Камбиз восседая на троне и вперив свои пронзительные глаза в Гобрию, слушал его.
— Царицу в отсутствии гостеприимства не упрекнешь, но приняла она нас сдержанно. Выдать прах покойного согласилась сразу, но, криво усмехнувшись, сказала: «Царь персов, посол, пошел на нас войной, а поэтому, прости, что голова отделена от туловища. В бою мы не различаем, где царь, а где просто воин, и в том и в другом мы видим врага и уничтожаем его!» Мы узнали, мой повелитель, что у Томирис сейчас война с Зогаком — царем тиграхаудов. Она вышла замуж за Скуна и поддерживает Сакесфара — своего свекра, брата покойного царя Кавада и дяди богатыря Рустама и самого Зогака...
— Ну это понятно! — нетерпеливо перебил Камбиз. — А вот надолго ли завязла царица в тиграхаудской трясине?
— Нет, великий царь царей, не надолго. Когда мы уезжали, как раз возвращались массагеты царицы из похода на тиграхаудов. Мы узнали, что разбитый Зогак скрылся с кучкой воинов в горных ущельях и новый царь тиграхаудов Сакесфар, отправив войска Томирис домой, решил справиться с племянником собственными силами. Далеко метит царица Томирис, великий царь царей, Сакесфар уже не молод, а Скун, муж Томирис, его наследник... Но Томирис на Персию сейчас не пойдет...
— Почему ты засоряешь наши уши ложью? Зогак свергнут, и руки Томирис развязаны! Мало того — царица может бросить на нас объединенные силы массагетов и тиграхаудов!
— Разве я осмелюсь, о великий, засорять твое золотое ухо грязью лжи — скорее вырву себе язык! Нет, царица не пойдет на твою великую державу — неспокойно у нее во владениях. К нам в посольский шатер наведывались некоторые вожди... кое-кто ищет дружбы с нами, мой повелитель.
— Кто?
— Вождь тохаров Сухраб и вождь усуней Михраб, великий царь царей. Правда, и сама царица сказала нам, что не войны она хочет с нами, а мира, но я подумал, это просто слова...
— Глупец! — Камбиз вскочил с места, — Вместо того чтобы отнимать наше драгоценное время всякими разговорами о дядьях, племянниках и каких-то вонючих вождях, ты бы сразу передал нам слова царицы! Вот что главное, а остальное... — Камбиз пренебрежительно махнул рукой и, сев на место, продолжил: — Теперь мы спокойны. Царица Томирис, подобно нам, подлинный повелитель на троне, и мы верим нашей сестре.
У всех придворных разом вытянулись лица. Высокомерный Камбиз, царь с головы до ног и до самых кончиков пальцев, назвал царицу диких кочевников — сестрой!!
Камбиз обвел всех тяжелым взглядом и злобно ощерился.

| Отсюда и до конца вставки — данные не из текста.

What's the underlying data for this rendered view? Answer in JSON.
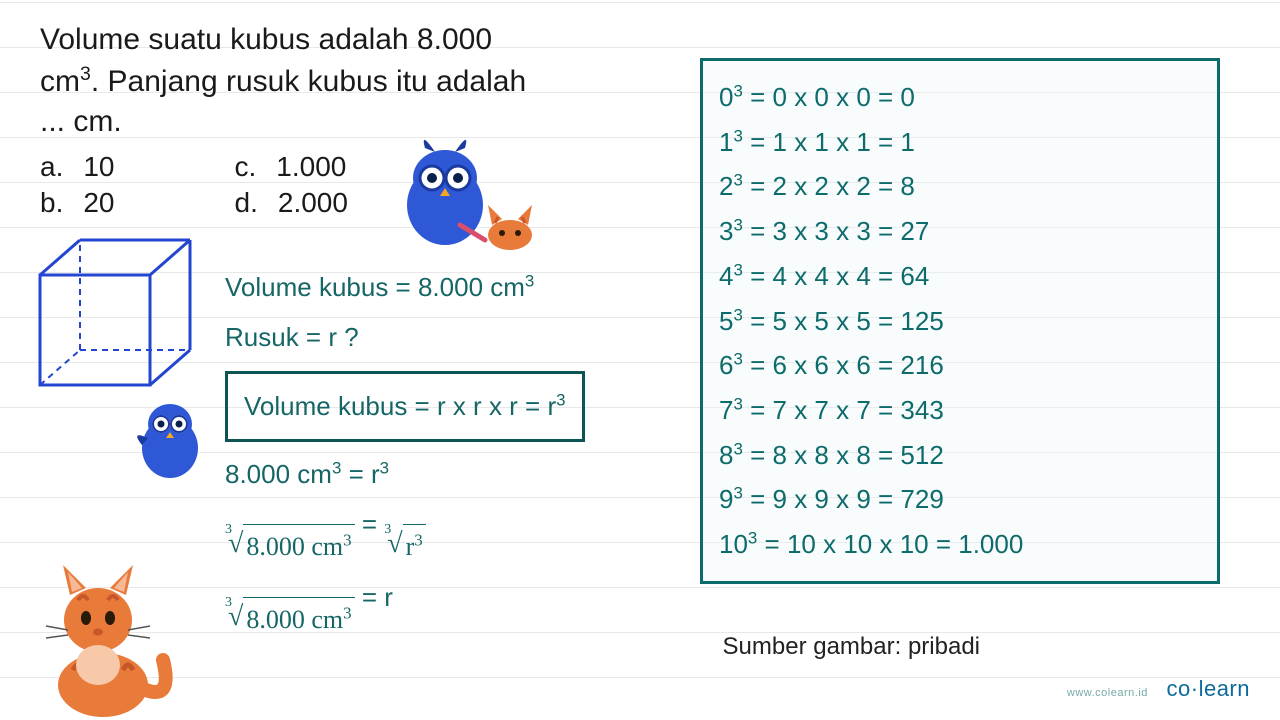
{
  "question": {
    "line1": "Volume suatu kubus adalah 8.000",
    "line2_prefix": "cm",
    "line2_exp": "3",
    "line2_suffix": ". Panjang rusuk kubus itu adalah",
    "line3": "... cm."
  },
  "options": {
    "a_label": "a.",
    "a_val": "10",
    "b_label": "b.",
    "b_val": "20",
    "c_label": "c.",
    "c_val": "1.000",
    "d_label": "d.",
    "d_val": "2.000"
  },
  "work": {
    "given_label": "Volume kubus = ",
    "given_value": "8.000 cm",
    "given_exp": "3",
    "rusuk": "Rusuk = r ?",
    "formula_prefix": "Volume kubus = r x r x r = r",
    "formula_exp": "3",
    "step1_lhs": "8.000 cm",
    "step1_lexp": "3",
    "step1_eq": " = r",
    "step1_rexp": "3",
    "step2_rootidx": "3",
    "step2_radicand": "8.000 cm",
    "step2_radicand_exp": "3",
    "step2_eq": " = ",
    "step2_rhs_radicand": "r",
    "step2_rhs_exp": "3",
    "step3_radicand": "8.000 cm",
    "step3_radicand_exp": "3",
    "step3_eq": " = r"
  },
  "cubes": [
    {
      "base": "0",
      "exp": "3",
      "expansion": "0 x 0 x 0",
      "result": "0"
    },
    {
      "base": "1",
      "exp": "3",
      "expansion": "1 x 1 x 1",
      "result": "1"
    },
    {
      "base": "2",
      "exp": "3",
      "expansion": "2 x 2 x 2",
      "result": "8"
    },
    {
      "base": "3",
      "exp": "3",
      "expansion": "3 x 3 x 3",
      "result": "27"
    },
    {
      "base": "4",
      "exp": "3",
      "expansion": "4 x 4 x 4",
      "result": "64"
    },
    {
      "base": "5",
      "exp": "3",
      "expansion": "5 x 5 x 5",
      "result": "125"
    },
    {
      "base": "6",
      "exp": "3",
      "expansion": "6 x 6 x 6",
      "result": "216"
    },
    {
      "base": "7",
      "exp": "3",
      "expansion": "7 x 7 x 7",
      "result": "343"
    },
    {
      "base": "8",
      "exp": "3",
      "expansion": "8 x 8 x 8",
      "result": "512"
    },
    {
      "base": "9",
      "exp": "3",
      "expansion": "9 x 9 x 9",
      "result": "729"
    },
    {
      "base": "10",
      "exp": "3",
      "expansion": "10 x 10 x 10",
      "result": "1.000"
    }
  ],
  "caption": "Sumber gambar: pribadi",
  "logo": {
    "url": "www.colearn.id",
    "brand": "co·learn"
  },
  "colors": {
    "teal": "#0d6b6b",
    "work_text": "#166666",
    "cube_stroke": "#2345d0",
    "owl_body": "#2f58d6",
    "owl_dark": "#1b3aa0",
    "cat_body": "#e87a3a",
    "cat_stripe": "#c7562a"
  }
}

— О, кажется наши слова оскорбили слух присутствующих? Вам не по душе то, что мы сказали? Мы — ваш господин и повелитель? Безмозглые и самодовольные ослы! — взорвался Камбиз. — Вы трясетесь от страха от одной мысли о вторжении царицы Томирис и смеете ее унижать? Вы думаете, что, умаляя царицу массагетов, вы возвышаете себя? Ошибаетесь! Она царица — а вы кто? Вы просто прах у подножия трона и жалкие рабы! И не вам, рабам, судить царей! Мы, цари, подсудны только богам! Глупцы, неужели вы не понимаете, что, умаляя царицу кочевников, вы тем самым умаляете величие нашего отца, великого Кира, который поднял вас, персов, из праха и вознес до самых небес — дав власть над всем миром? Нет, наш великий отец погиб в борьбе с грозным и достойным противником! И мы, царь царей, царь четырех стран света и отрасль вечного царства, объявляем, что считаем повелительницу степных кочевников царицу массагетов Томирис — особой могущественной и равной нам!